Convert GWAS summary statistics to a standard format

Format GWAS summary statistics for CAUSE

Usage

gwas_format(
  X,
  snp,
  beta_hat,
  se,
  A1,
  A2,
  chrom,
  pos,
  p_value,
  sample_size,
  allele_freq,
  output_file,
  compute_pval = TRUE
)

Arguments

X: data.frame
snp: Column name containing SNP ID
beta_hat: Column name containing effect estimate
se: Column name containing standard error of beta_hat
A1: Column name containing effect allele
A2: Column name containing other allele
chrom: Chromosome column (optional)
pos: Position column (optional)
p_value: p-value column (optional)
sample_size: Sample size column (optional) or an integer
output_file: File to write out formatted data.
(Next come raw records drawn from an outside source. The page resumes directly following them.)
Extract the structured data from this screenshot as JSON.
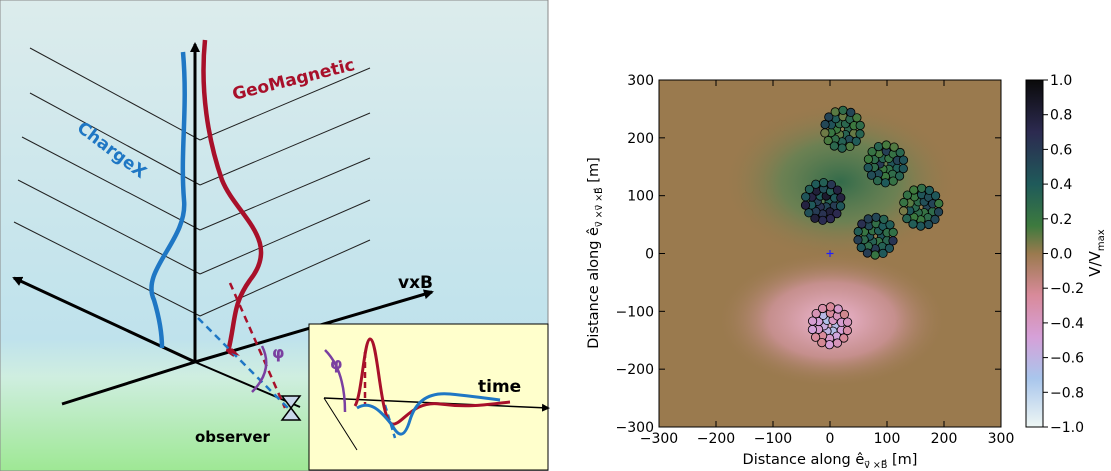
{
  "left_panel": {
    "label_chargex": "ChargeX",
    "label_geomagnetic": "GeoMagnetic",
    "label_vxb": "vxB",
    "label_phi": "φ",
    "label_observer": "observer",
    "inset": {
      "label_phi": "φ",
      "label_time": "time"
    },
    "colors": {
      "chargex": "#1f77c4",
      "geomagnetic": "#a8102a",
      "phi": "#7a3fa0"
    }
  },
  "chart_data": {
    "type": "heatmap",
    "xlabel_prefix": "Distance along ê",
    "xlabel_sub": "v⃗ ×B⃗",
    "xlabel_unit": " [m]",
    "ylabel_prefix": "Distance along ê",
    "ylabel_sub": "v⃗ ×v⃗ ×B⃗",
    "ylabel_unit": " [m]",
    "xlim": [
      -300,
      300
    ],
    "ylim": [
      -300,
      300
    ],
    "xticks": [
      -300,
      -200,
      -100,
      0,
      100,
      200,
      300
    ],
    "yticks": [
      -300,
      -200,
      -100,
      0,
      100,
      200,
      300
    ],
    "colorbar": {
      "label_main": "V/V",
      "label_sub": "max",
      "range": [
        -1.0,
        1.0
      ],
      "ticks": [
        1.0,
        0.8,
        0.6,
        0.4,
        0.2,
        0.0,
        -0.2,
        -0.4,
        -0.6,
        -0.8,
        -1.0
      ],
      "tick_labels": [
        "1.0",
        "0.8",
        "0.6",
        "0.4",
        "0.2",
        "0.0",
        "−0.2",
        "−0.4",
        "−0.6",
        "−0.8",
        "−1.0"
      ]
    },
    "antenna_clusters": [
      {
        "center": [
          22,
          215
        ],
        "value": 0.3
      },
      {
        "center": [
          98,
          155
        ],
        "value": 0.35
      },
      {
        "center": [
          160,
          80
        ],
        "value": 0.3
      },
      {
        "center": [
          -12,
          90
        ],
        "value": 0.6
      },
      {
        "center": [
          80,
          30
        ],
        "value": 0.45
      },
      {
        "center": [
          0,
          -125
        ],
        "value": -0.45
      }
    ],
    "core_marker": [
      0,
      0
    ]
  }
}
If missing formatted data will be returned.
compute_pval: Logical, compute the p-value using a normal approximation if missing? Defaults to TRUE.

Value

A data frame with columns chrom, pos, snp, A1, A2, beta_hat, se, p_value, and sample_size with all SNPs aligned so that A is the effect allele. This is ready to be used with gwas_merge with formatted = TRUE.

Details

This function will try to merge data sets X1 and X2 on the specified columns. Where necessary, it will flip the sign of effects so that the effect allele is the same in both data sets. It will remove variants with ambiguous alleles or where the alleles (G/C or A/T) or with alleles that do not match between data sets (e.g A/G in one data set and A/C in the other). It will not remove variants that are simply strand flipped between the two data sets (e. g. A/C in one data set, T/G in the other).